Tuesday, September 20, 2022

Mega Test and Memory

I took this test when it came out, which set me on my short affiliation with a few IQ societies. That is a story I am no longer much interested in telling.

What does fascinate me is looking at it again decades later. I remembered many of the Vocab questions and know that I have run across many of the words over time, reinforcing them.  I would have to check my work with a dictionary, and then double back and try other resources if I found myself wrong, but I think I could get them all at this point. Yet I did not get them all in 1985.  I did about equally well on 1-24 and 25-48 then. I don't even know which ones I got right then, though I am mostly certain on some.

For the Spatial and Numerical questions, I did not recognise a single one, except #36, which is notorious in the societies and I got wrong, and maybe #44?, which had a Eureka moment I remembered. I had an idea what I might do with most of them, but nothing came to memory, even when I started down a solving path just for fun.  There were a couple of exceptions, where I intuited a guess on method that probably came from memory somehow rather than fresh thinking. 

I'm big on innate versus learned on so many things at this point.  Yet i do believe in reinforcement and even more especially, reward systems. Did I remember the vocabulary ones and even likely improve because I have continued to live in the world of words, while losing all the spatial and numerical memory because I so seldom visit those cities now?  Or did I remember them so divergently because of brain structures in place long before I took the test? Or are the types of memory needed for these tasks fundamentally different fright out of the gate? Or am I just lazier about types of thinking I have not used in 50 years?


james said...

I don't know, but maybe my experience from driving is a data point. (When I spent months _walking_ an area I remember the paths very much better.)

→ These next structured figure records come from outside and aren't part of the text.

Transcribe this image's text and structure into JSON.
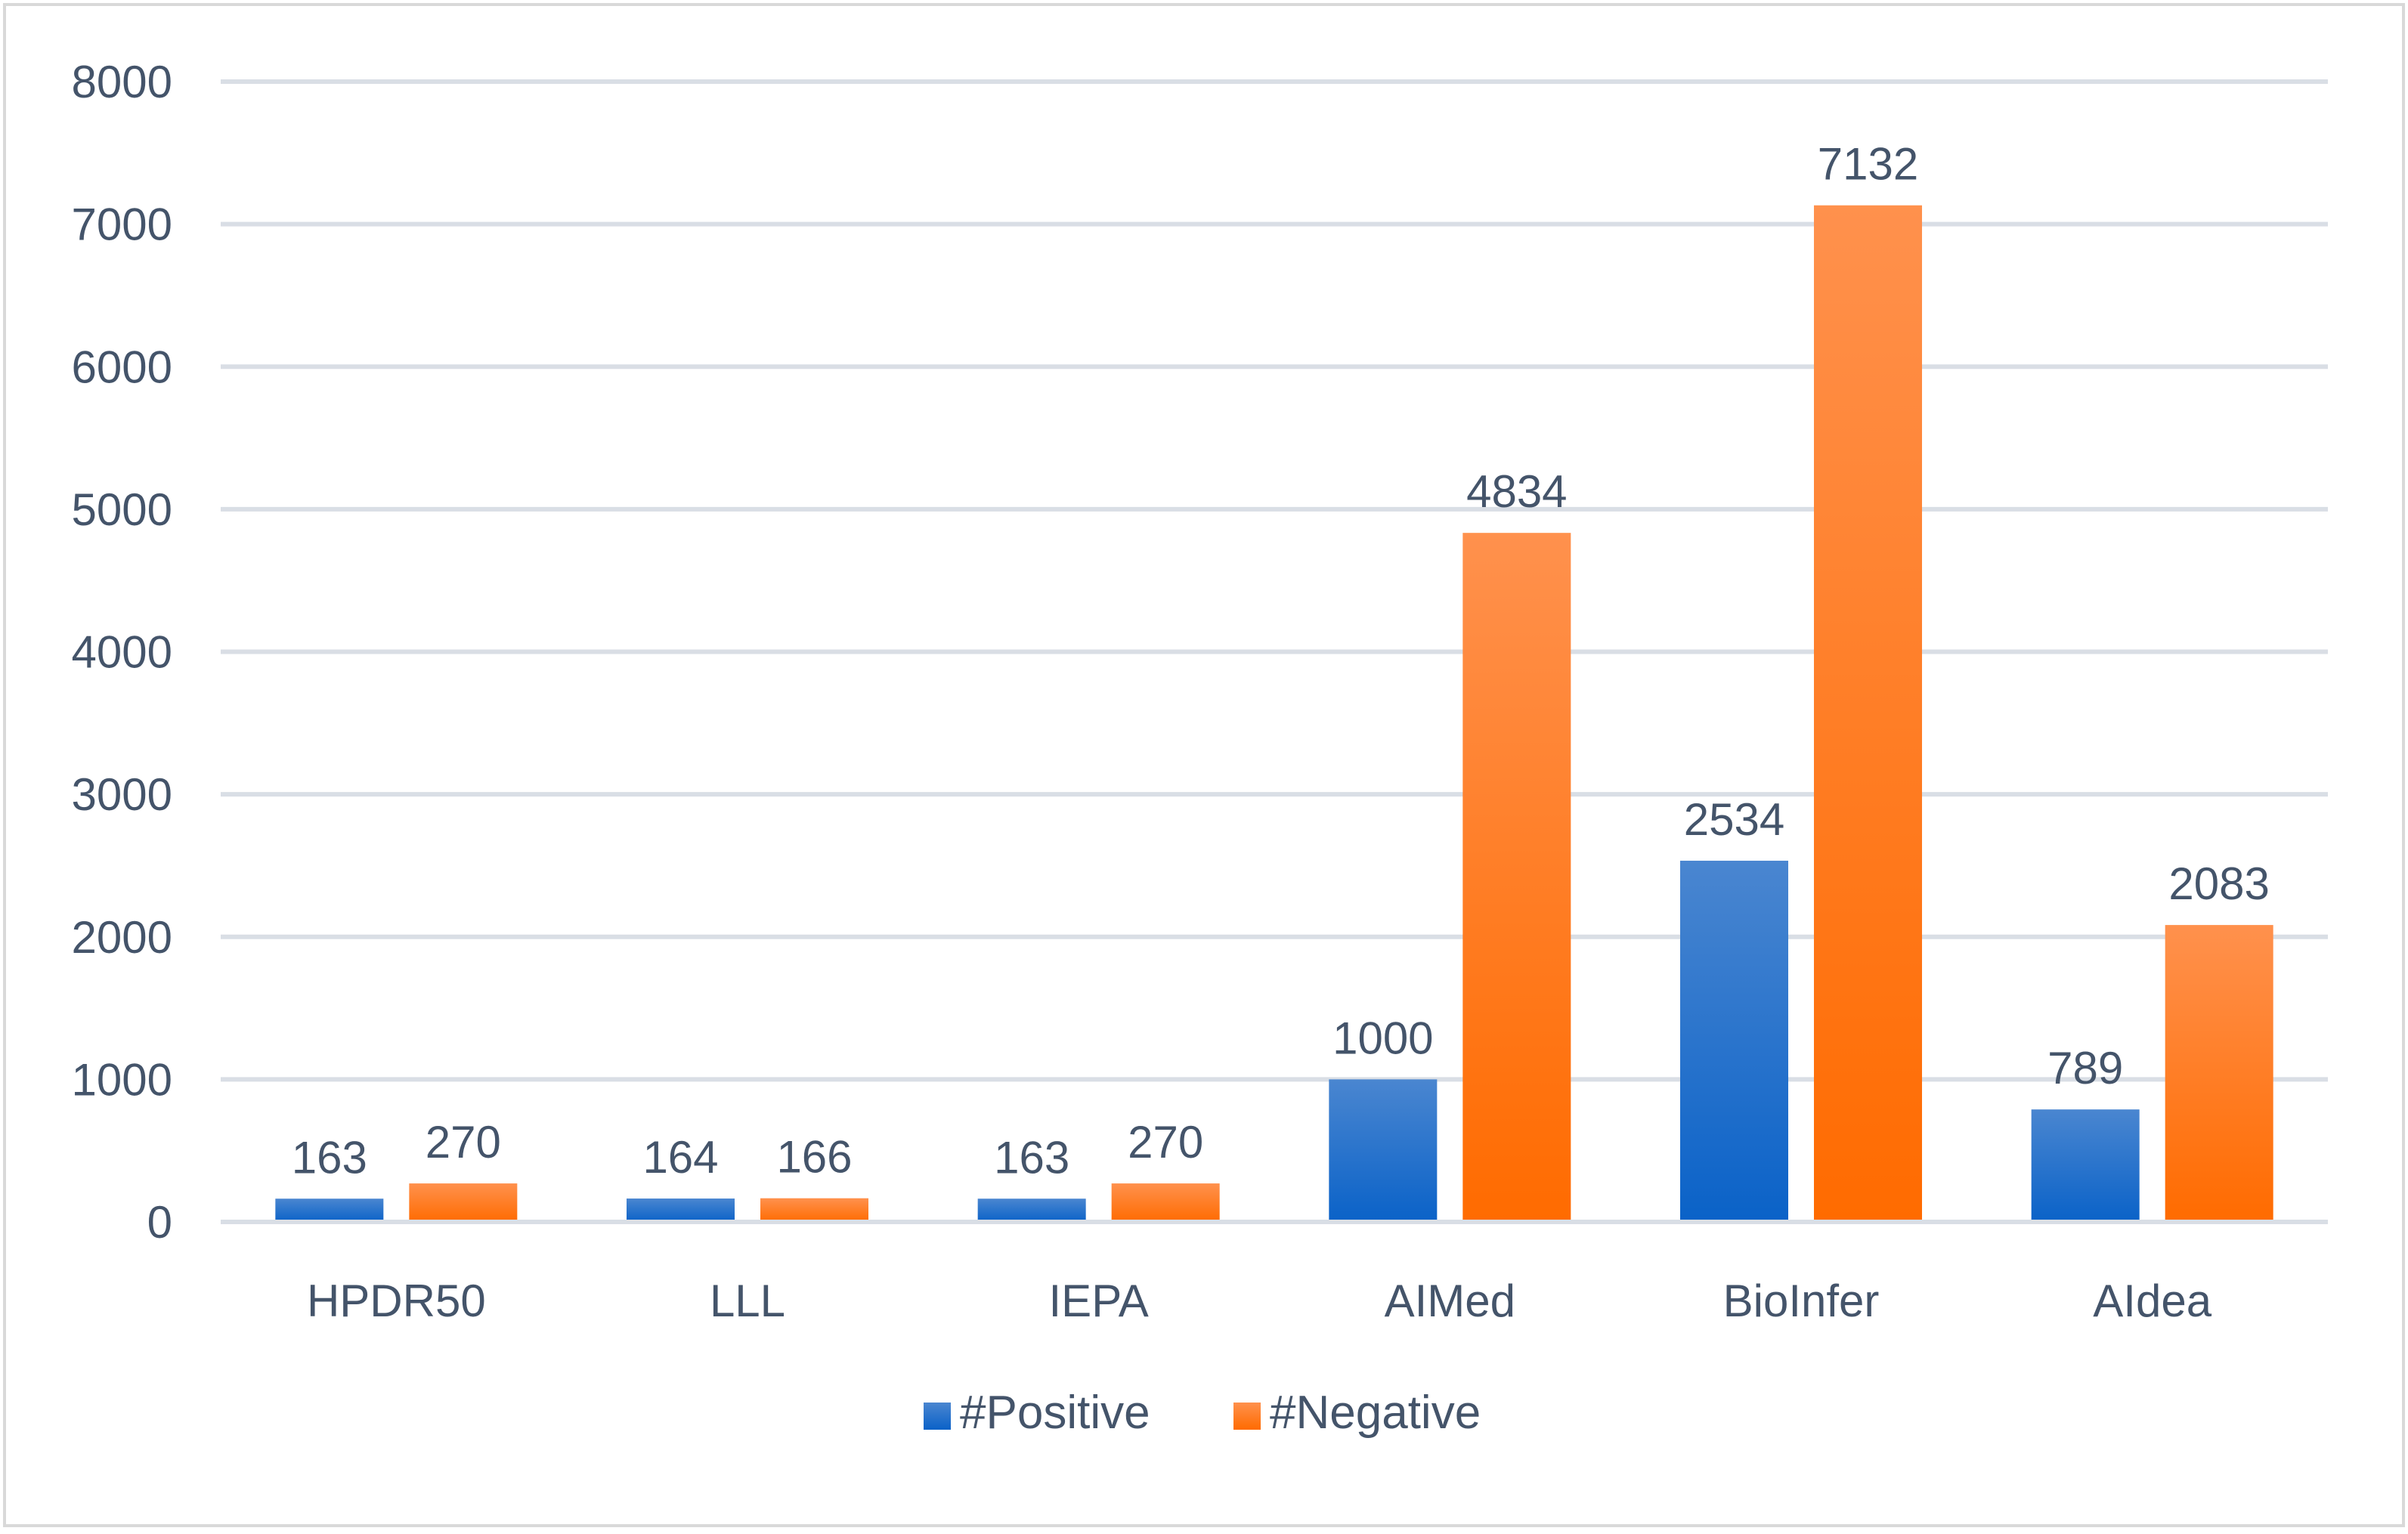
{
  "chart_data": {
    "type": "bar",
    "title": "",
    "xlabel": "",
    "ylabel": "",
    "categories": [
      "HPDR50",
      "LLL",
      "IEPA",
      "AIMed",
      "BioInfer",
      "AIdea"
    ],
    "series": [
      {
        "name": "#Positive",
        "values": [
          163,
          164,
          163,
          1000,
          2534,
          789
        ],
        "color": "#1565C0"
      },
      {
        "name": "#Negative",
        "values": [
          270,
          166,
          270,
          4834,
          7132,
          2083
        ],
        "color": "#FF7A1A"
      }
    ],
    "ylim": [
      0,
      8000
    ],
    "yticks": [
      "0",
      "1000",
      "2000",
      "3000",
      "4000",
      "5000",
      "6000",
      "7000",
      "8000"
    ],
    "grid": true,
    "legend_position": "bottom",
    "data_labels": true
  },
  "colors": {
    "positive_top": "#4A86D0",
    "positive_bottom": "#0A62C8",
    "negative_top": "#FF914D",
    "negative_bottom": "#FF6B00",
    "grid": "#D9DEE5",
    "text": "#44546A",
    "frame": "#D9D9D9"
  }
}
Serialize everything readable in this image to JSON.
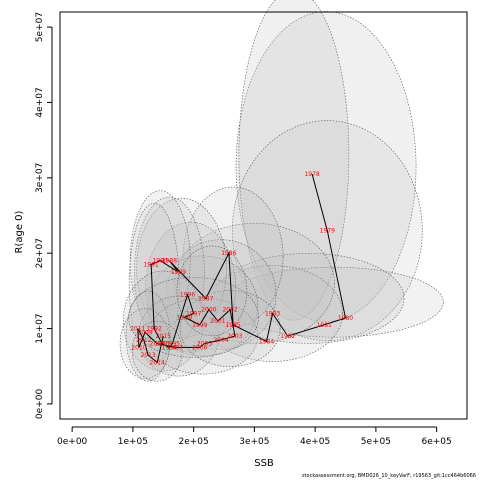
{
  "chart_data": {
    "type": "scatter",
    "title": "",
    "xlabel": "SSB",
    "ylabel": "R(age 0)",
    "xlim": [
      -20000,
      650000
    ],
    "ylim": [
      -2000000,
      52000000
    ],
    "xticks": [
      0,
      100000,
      200000,
      300000,
      400000,
      500000,
      600000
    ],
    "xtick_labels": [
      "0e+00",
      "1e+05",
      "2e+05",
      "3e+05",
      "4e+05",
      "5e+05",
      "6e+05"
    ],
    "yticks": [
      0,
      10000000,
      20000000,
      30000000,
      40000000,
      50000000
    ],
    "ytick_labels": [
      "0e+00",
      "1e+07",
      "2e+07",
      "3e+07",
      "4e+07",
      "5e+07"
    ],
    "series": [
      {
        "points": [
          {
            "label": "1978",
            "x": 395000,
            "y": 30500000
          },
          {
            "label": "1979",
            "x": 420000,
            "y": 23000000
          },
          {
            "label": "1980",
            "x": 450000,
            "y": 11400000
          },
          {
            "label": "1981",
            "x": 415000,
            "y": 10500000
          },
          {
            "label": "1982",
            "x": 355000,
            "y": 9000000
          },
          {
            "label": "1983",
            "x": 330000,
            "y": 12000000
          },
          {
            "label": "1984",
            "x": 320000,
            "y": 8300000
          },
          {
            "label": "1985",
            "x": 265000,
            "y": 10500000
          },
          {
            "label": "1986",
            "x": 258000,
            "y": 20000000
          },
          {
            "label": "1987",
            "x": 220000,
            "y": 14000000
          },
          {
            "label": "1988",
            "x": 160000,
            "y": 19000000
          },
          {
            "label": "1989",
            "x": 175000,
            "y": 17500000
          },
          {
            "label": "1990",
            "x": 145000,
            "y": 19000000
          },
          {
            "label": "1991",
            "x": 130000,
            "y": 18500000
          },
          {
            "label": "1992",
            "x": 135000,
            "y": 10000000
          },
          {
            "label": "1993",
            "x": 148000,
            "y": 8000000
          },
          {
            "label": "1994",
            "x": 160000,
            "y": 7500000
          },
          {
            "label": "1995",
            "x": 165000,
            "y": 8000000
          },
          {
            "label": "1996",
            "x": 190000,
            "y": 14500000
          },
          {
            "label": "1997",
            "x": 200000,
            "y": 12000000
          },
          {
            "label": "1998",
            "x": 185000,
            "y": 11500000
          },
          {
            "label": "1999",
            "x": 210000,
            "y": 10500000
          },
          {
            "label": "2000",
            "x": 225000,
            "y": 12500000
          },
          {
            "label": "2001",
            "x": 240000,
            "y": 11000000
          },
          {
            "label": "2002",
            "x": 260000,
            "y": 12500000
          },
          {
            "label": "2003",
            "x": 268000,
            "y": 9000000
          },
          {
            "label": "2004",
            "x": 245000,
            "y": 8500000
          },
          {
            "label": "2005",
            "x": 218000,
            "y": 8000000
          },
          {
            "label": "2006",
            "x": 210000,
            "y": 7500000
          },
          {
            "label": "2007",
            "x": 170000,
            "y": 7500000
          },
          {
            "label": "2008",
            "x": 140000,
            "y": 8000000
          },
          {
            "label": "2009",
            "x": 120000,
            "y": 9500000
          },
          {
            "label": "2010",
            "x": 110000,
            "y": 7500000
          },
          {
            "label": "2011",
            "x": 108000,
            "y": 10000000
          },
          {
            "label": "2012",
            "x": 118000,
            "y": 8500000
          },
          {
            "label": "2013",
            "x": 125000,
            "y": 6500000
          },
          {
            "label": "2014",
            "x": 140000,
            "y": 5500000
          },
          {
            "label": "2015",
            "x": 150000,
            "y": 9000000
          }
        ]
      }
    ],
    "ellipse_fill": "#bfbfbf",
    "ellipse_stroke": "#555555",
    "line_color": "#000000",
    "point_label_color": "#ff0000",
    "grid": false
  },
  "footer_text": "stockassessment.org, BMD026_10_keyVarF, r19563_git:1cc464b6066"
}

In a town where I drove or rode a route every day, I remember it very well for a while. I may not remember the street names, but I remember how many seconds it takes to get from one to the next, and where to turn if a block is blocked.

But two years later I have only the sketchiest idea. Some of it comes back to me as I drive, but I notice things I didn't remember from before (_not_ including the new things).

Ganzir said...

For information about how different aspects of intelligence tend to develop with age, this may be worth reading: http://miyaguchi.4sigma.org/gradytowers/diff_intell.html

Assistant Village Idiot said...

You might be interested in what I have written about Grady, and relatedly, about Billy Sidis

Ganzir said...

I searched your blog for those names when you recommended that I do so in a comment on your post about three interpenetrating cubes, but I remember no articles showing up. I found them now though. Thanks. I'll read them

Assistant Village Idiot said...

Thanks for letting me know. Next time I will create the actual links.

If you haven't read the long Billy Sidis series, i think you will find it interesting. And the reasoning of people who still insisted he was the smartest person ever was interesting too. Ah well. the internet is a big place.

Ganzir said...

I'm sure Sidis was intelligent. Without any results on adult high-range tests, it's impossible to get a hard estimate, but I'm sure his adult I.Q. was over 145. That's all I can really say based my impression of his output.